Nu is het de bondscoach zelf die elk overdreven optimisme tempert. Van Gaal in Trouw: "Wereldkampioen worden is een utopie. Nou ja, een droom, iets wat kán gebeuren, maar volgens mij zijn er veel meer landen die dat ook kunnen en veel meer kwaliteit hebben."
'Klinkt beter'
Tegenwoordig spreekt Van Gaal overigens liever over een '1-3-4-3' of een '1-3-4-1-2'. De eerste '1' staat overigens voor de doelman, die de coach altijd meerekent.
De reden waarom hij het graag zo uitlegt, deed hij opnieuw uit de doeken in de Volkskrant: "Zodat het wat aanvallender klinkt, want anders kan een aantal journalisten het niet vatten."

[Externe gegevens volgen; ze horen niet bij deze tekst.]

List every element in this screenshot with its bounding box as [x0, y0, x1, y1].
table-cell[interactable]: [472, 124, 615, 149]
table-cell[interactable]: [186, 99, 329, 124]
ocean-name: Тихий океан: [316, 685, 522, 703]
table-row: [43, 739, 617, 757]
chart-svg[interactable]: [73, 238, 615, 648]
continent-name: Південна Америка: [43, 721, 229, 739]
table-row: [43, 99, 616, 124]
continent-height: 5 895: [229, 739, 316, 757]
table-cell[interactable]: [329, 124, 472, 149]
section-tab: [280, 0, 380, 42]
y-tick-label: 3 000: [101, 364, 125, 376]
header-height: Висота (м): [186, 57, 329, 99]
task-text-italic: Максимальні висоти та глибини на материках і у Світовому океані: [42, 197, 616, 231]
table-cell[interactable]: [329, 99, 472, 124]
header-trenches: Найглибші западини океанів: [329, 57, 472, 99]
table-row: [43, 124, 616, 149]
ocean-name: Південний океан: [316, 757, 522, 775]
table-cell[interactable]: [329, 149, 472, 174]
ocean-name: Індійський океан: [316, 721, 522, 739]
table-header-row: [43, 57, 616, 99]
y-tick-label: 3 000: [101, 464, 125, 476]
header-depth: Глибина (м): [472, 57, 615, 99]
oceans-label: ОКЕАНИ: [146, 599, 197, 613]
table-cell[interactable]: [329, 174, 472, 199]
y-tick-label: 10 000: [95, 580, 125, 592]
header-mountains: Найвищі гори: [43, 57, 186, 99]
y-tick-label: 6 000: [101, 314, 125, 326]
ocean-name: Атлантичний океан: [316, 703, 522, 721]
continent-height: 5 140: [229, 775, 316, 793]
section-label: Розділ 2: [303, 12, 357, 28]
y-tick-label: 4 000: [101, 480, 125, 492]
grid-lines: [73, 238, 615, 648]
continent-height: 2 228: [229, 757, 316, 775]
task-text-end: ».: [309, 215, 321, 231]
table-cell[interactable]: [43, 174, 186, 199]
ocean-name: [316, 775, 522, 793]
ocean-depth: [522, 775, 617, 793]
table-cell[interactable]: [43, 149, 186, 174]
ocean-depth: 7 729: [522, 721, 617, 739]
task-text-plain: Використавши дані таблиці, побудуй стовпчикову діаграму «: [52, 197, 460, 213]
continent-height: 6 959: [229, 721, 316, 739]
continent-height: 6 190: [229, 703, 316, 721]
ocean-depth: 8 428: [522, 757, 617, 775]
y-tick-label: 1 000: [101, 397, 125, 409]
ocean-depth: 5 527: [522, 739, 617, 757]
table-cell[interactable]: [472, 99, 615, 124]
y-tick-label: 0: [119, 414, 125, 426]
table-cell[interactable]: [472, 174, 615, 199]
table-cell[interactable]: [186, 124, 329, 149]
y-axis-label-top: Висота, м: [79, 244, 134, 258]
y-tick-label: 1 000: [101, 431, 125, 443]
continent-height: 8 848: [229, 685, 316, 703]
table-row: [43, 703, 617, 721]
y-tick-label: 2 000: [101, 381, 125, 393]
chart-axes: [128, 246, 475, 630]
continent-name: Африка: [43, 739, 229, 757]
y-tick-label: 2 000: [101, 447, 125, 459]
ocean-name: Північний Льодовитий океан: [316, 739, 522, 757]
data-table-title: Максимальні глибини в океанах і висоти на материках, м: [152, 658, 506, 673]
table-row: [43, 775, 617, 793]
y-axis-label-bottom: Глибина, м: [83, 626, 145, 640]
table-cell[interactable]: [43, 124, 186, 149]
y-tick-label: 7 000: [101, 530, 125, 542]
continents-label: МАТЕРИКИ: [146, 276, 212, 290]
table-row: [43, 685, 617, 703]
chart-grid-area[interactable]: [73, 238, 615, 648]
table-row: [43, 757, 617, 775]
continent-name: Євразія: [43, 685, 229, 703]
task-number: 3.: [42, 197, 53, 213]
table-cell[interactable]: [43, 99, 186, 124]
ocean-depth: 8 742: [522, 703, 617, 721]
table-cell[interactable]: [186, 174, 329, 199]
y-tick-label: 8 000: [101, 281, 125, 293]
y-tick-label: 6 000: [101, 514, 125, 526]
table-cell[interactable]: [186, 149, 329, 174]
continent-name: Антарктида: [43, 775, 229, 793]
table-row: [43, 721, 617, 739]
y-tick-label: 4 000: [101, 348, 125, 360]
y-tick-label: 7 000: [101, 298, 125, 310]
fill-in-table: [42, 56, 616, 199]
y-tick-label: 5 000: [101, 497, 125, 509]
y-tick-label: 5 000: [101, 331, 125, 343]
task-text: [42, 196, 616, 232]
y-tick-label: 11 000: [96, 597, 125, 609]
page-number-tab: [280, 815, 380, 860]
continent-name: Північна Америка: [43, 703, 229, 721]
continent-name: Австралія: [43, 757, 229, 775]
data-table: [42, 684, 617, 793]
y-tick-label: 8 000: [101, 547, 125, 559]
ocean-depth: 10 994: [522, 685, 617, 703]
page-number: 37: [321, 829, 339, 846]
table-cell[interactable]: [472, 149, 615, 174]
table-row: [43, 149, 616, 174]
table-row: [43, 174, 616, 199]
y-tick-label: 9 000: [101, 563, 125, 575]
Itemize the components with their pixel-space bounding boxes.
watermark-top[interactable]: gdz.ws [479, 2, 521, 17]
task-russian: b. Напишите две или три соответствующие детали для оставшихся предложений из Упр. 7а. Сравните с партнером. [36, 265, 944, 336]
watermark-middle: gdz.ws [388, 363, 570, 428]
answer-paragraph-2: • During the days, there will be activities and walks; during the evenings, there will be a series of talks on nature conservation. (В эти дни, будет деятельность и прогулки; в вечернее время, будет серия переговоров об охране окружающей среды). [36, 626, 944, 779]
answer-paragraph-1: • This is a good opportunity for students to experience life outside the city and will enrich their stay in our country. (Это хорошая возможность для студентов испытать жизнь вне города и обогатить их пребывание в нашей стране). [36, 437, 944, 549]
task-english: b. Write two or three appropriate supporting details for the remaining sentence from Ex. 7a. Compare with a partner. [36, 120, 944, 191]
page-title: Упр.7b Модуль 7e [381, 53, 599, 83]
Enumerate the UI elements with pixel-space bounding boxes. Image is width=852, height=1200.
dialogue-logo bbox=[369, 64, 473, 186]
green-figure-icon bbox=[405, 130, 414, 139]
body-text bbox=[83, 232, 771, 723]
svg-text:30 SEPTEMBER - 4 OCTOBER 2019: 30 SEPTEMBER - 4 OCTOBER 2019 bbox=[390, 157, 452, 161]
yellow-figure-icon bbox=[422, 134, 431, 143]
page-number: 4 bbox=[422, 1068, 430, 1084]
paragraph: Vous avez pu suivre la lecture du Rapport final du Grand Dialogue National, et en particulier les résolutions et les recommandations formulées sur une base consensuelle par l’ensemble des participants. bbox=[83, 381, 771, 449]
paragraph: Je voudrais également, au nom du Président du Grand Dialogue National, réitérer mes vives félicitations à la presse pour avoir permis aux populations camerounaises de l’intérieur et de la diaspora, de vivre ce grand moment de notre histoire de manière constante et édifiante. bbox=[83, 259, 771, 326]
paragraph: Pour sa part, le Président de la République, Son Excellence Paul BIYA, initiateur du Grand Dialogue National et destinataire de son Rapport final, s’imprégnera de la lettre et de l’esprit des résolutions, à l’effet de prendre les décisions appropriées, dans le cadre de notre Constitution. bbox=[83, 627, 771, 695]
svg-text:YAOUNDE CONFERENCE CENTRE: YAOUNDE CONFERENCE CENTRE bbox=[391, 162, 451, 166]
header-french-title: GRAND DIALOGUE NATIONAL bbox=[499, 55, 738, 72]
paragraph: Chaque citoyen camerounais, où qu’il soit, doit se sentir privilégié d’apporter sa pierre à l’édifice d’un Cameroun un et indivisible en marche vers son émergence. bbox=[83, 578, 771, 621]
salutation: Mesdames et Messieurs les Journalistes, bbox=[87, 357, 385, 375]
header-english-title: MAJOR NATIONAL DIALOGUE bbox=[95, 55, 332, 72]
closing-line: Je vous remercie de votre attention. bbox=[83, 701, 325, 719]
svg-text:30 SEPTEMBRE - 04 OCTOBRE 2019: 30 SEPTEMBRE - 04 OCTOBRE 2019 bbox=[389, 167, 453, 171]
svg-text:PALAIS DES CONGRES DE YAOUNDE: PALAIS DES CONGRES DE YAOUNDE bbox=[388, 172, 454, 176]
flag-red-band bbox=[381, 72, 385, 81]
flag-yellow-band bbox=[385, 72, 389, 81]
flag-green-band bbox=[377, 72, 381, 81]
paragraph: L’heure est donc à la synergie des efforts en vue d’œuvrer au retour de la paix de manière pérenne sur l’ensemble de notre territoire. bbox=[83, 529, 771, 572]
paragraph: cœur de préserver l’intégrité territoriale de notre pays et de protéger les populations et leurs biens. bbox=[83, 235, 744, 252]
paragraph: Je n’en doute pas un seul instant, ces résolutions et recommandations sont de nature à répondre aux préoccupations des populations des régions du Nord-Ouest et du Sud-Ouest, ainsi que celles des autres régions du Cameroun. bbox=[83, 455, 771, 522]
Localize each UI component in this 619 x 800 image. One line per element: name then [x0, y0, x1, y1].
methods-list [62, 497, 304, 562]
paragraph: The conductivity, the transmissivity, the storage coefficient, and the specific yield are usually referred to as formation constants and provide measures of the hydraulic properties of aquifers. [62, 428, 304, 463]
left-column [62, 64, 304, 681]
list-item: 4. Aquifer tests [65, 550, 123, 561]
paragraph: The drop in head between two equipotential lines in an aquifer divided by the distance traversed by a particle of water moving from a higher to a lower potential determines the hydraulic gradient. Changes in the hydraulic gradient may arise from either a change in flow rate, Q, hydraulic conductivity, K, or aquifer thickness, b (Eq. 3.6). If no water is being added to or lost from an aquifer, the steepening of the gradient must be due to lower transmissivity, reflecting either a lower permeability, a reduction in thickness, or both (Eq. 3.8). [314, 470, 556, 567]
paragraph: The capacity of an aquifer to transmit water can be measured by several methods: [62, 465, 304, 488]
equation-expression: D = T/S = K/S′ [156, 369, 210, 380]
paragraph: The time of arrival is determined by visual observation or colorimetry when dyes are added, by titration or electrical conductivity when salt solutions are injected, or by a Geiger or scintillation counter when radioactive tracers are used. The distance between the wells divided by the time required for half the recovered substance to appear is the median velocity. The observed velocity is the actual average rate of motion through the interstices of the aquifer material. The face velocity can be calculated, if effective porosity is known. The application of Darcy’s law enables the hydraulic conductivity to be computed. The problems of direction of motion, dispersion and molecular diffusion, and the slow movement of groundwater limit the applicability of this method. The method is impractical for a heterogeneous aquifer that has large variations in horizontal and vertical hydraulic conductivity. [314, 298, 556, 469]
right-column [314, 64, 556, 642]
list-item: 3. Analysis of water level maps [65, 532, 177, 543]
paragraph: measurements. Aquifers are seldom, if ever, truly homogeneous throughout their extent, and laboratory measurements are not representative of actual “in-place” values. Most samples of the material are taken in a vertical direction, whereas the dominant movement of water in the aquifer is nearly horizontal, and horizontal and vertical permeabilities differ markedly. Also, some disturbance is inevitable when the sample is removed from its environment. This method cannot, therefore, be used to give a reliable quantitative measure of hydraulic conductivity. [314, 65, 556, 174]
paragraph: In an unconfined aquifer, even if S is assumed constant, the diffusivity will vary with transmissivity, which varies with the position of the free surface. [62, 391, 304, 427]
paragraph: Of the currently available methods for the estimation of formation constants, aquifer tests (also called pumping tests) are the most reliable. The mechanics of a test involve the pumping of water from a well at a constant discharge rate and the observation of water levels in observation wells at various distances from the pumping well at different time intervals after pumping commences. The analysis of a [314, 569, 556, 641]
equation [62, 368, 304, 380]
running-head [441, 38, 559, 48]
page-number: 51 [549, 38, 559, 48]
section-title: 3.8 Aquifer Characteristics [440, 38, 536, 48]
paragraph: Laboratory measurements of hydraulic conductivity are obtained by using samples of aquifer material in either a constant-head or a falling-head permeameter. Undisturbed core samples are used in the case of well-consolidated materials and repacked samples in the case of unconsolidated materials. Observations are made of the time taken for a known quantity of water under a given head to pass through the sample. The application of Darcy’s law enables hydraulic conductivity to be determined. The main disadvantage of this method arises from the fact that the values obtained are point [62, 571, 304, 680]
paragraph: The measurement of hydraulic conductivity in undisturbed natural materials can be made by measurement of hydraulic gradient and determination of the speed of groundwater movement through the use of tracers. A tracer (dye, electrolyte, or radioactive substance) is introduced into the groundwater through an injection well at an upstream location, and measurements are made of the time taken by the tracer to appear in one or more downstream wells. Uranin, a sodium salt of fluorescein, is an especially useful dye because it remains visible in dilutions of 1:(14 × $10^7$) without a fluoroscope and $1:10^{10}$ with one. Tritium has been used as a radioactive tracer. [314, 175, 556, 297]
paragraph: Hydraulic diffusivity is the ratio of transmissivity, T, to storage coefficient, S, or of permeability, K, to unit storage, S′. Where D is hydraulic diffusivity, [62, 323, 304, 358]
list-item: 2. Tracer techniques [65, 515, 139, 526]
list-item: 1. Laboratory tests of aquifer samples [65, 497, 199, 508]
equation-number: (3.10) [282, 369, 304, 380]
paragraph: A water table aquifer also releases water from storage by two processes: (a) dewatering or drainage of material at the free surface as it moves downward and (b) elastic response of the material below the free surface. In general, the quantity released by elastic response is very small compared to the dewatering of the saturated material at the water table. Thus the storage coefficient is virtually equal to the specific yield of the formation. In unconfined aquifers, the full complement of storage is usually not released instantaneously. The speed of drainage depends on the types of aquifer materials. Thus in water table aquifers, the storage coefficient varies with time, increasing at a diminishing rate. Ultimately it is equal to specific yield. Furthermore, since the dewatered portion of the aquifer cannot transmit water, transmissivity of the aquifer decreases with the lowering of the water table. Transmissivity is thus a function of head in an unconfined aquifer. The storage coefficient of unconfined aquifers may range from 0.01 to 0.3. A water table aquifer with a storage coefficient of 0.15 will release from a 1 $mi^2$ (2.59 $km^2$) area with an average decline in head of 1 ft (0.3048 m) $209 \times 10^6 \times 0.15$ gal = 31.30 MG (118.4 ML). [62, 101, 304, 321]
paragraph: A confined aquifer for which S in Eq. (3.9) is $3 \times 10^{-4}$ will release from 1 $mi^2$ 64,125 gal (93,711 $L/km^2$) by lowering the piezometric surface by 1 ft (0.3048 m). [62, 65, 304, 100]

En dus klonk het, een dag voor het oefenduel met Denemarken dat vanavond op het programma staat: "We gaan 1-3-4-1-2 spelen", aldus Van Gaal. "Ik heb er een voorkeur voor, omdat de tegenstander zich dan elke keer moet aanpassen. Zij moeten elke keer een keuze maken om onze aanvallende middenvelder wel of niet te dekken."
Problemen
"In principe hebben we nu heel veel kwaliteit in de verdediging", antwoordde hij op de vraag waarom het 1-5-3-2, of 1-4-3-1-2, eigenlijk zo goed past bij dit Oranje.

"Én dit systeem brengt de tegenstander in de problemen. Ze moeten dingen oplossen waar ze niet aan gewend zijn. Kijk naar de Premier League. Er zijn steeds meer teams die dat systeem spelen. En dan zie je dat het verschil tussen de top en minder top heel klein wordt."
Van Gaal bewierookte al eerder een ploeg als Go Ahead Eagles, dat met hetzelfde systeem Ajax op 0-0 wist te houden en in eigen huis zelfs met 2-1 van de Amsterdammers won.
Niet top
Kort samengevat: Van Gaal vindt het huidige Oranje ook niet top en is van mening dat zijn team zich moet aanpassen om betere tegenstanders weer te kunnen verrassen, zodat er toch van ze gewonnen kan worden. Een raakvlak met 2014.
Op zijn Van Gaals houdt hij tot slot toch de moed erin en probeert de trainer het vertrouwen in zijn spelers te laten groeien. "Als wij dit systeem heel goed gaan spelen, dan denk ik dat wij kans maken. Zo simpel is het."